The configuration above, for the most part, is non-trivial. We declared a block to handle routing. The part we want to go over is the part commented The main block. If the requesting agent is a bot, except Google's, we send it to our hosted version of PhearJS. Before we send it over though, we make sure to send the requested URL as the value for the parameter fetch_url and raw set to true because we want to serve the raw HTML to the bot. PhearJS, by default, serves the JSON form of our page.
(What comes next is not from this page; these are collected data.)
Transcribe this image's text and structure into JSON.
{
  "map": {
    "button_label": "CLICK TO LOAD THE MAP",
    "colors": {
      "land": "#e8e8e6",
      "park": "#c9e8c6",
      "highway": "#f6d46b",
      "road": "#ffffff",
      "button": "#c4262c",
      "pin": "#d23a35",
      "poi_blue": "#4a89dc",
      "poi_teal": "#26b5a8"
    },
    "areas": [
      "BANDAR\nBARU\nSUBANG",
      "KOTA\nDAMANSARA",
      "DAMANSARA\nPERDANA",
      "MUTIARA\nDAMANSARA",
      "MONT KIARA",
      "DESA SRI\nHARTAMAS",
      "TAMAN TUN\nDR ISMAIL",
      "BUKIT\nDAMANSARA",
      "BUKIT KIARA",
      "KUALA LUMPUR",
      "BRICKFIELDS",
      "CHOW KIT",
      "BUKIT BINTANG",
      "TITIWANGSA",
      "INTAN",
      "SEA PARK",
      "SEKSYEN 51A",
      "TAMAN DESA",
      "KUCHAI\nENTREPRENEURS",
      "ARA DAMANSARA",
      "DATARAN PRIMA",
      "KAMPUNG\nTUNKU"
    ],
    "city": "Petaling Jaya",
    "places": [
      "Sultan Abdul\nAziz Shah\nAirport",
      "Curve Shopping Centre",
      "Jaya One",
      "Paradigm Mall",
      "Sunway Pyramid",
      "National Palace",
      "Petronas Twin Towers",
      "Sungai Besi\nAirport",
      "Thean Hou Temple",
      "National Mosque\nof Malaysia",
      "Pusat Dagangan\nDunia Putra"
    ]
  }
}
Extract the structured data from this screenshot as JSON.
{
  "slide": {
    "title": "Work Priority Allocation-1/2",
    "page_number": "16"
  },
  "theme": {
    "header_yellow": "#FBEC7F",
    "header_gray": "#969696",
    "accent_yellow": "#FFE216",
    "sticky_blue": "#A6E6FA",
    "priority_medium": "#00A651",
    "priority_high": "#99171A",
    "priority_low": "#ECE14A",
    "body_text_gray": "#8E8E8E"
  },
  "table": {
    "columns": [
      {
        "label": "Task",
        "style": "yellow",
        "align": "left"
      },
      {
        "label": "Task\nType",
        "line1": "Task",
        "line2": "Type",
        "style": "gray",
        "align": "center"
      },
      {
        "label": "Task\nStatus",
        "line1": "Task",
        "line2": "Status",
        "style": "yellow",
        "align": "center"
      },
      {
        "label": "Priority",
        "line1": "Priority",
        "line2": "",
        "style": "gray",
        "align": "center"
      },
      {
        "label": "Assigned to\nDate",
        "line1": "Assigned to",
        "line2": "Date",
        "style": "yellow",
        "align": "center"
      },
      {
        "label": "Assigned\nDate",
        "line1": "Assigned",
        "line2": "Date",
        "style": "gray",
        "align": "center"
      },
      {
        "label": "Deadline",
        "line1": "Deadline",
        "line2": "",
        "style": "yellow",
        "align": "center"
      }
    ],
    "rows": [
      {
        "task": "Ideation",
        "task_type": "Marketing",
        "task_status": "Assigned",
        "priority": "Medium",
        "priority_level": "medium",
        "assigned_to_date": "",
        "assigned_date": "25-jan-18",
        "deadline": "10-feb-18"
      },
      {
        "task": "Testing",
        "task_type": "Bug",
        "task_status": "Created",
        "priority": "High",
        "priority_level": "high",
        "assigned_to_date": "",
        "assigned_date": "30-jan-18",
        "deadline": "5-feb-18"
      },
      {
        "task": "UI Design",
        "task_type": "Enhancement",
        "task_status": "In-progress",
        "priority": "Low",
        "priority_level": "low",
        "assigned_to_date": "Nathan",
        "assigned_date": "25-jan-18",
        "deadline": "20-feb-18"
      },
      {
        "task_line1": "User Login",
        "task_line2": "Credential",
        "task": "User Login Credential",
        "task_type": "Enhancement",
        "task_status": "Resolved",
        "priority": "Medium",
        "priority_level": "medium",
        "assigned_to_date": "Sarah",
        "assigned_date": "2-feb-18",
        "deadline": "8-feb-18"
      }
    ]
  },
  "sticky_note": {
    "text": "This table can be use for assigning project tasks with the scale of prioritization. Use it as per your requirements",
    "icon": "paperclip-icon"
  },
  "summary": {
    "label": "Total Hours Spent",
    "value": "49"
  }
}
[1]: This situation is a real-life example. Sometimes you are bound by the number of servers you have and to save your app from crashing when bots decide to say hi, letting NginX handle the traffic from the get go enables me to keep things running without increasing my blood pressure more than it already is.
[2]: Thank you @thoop over at Prerender.io for the original NginX configuration script.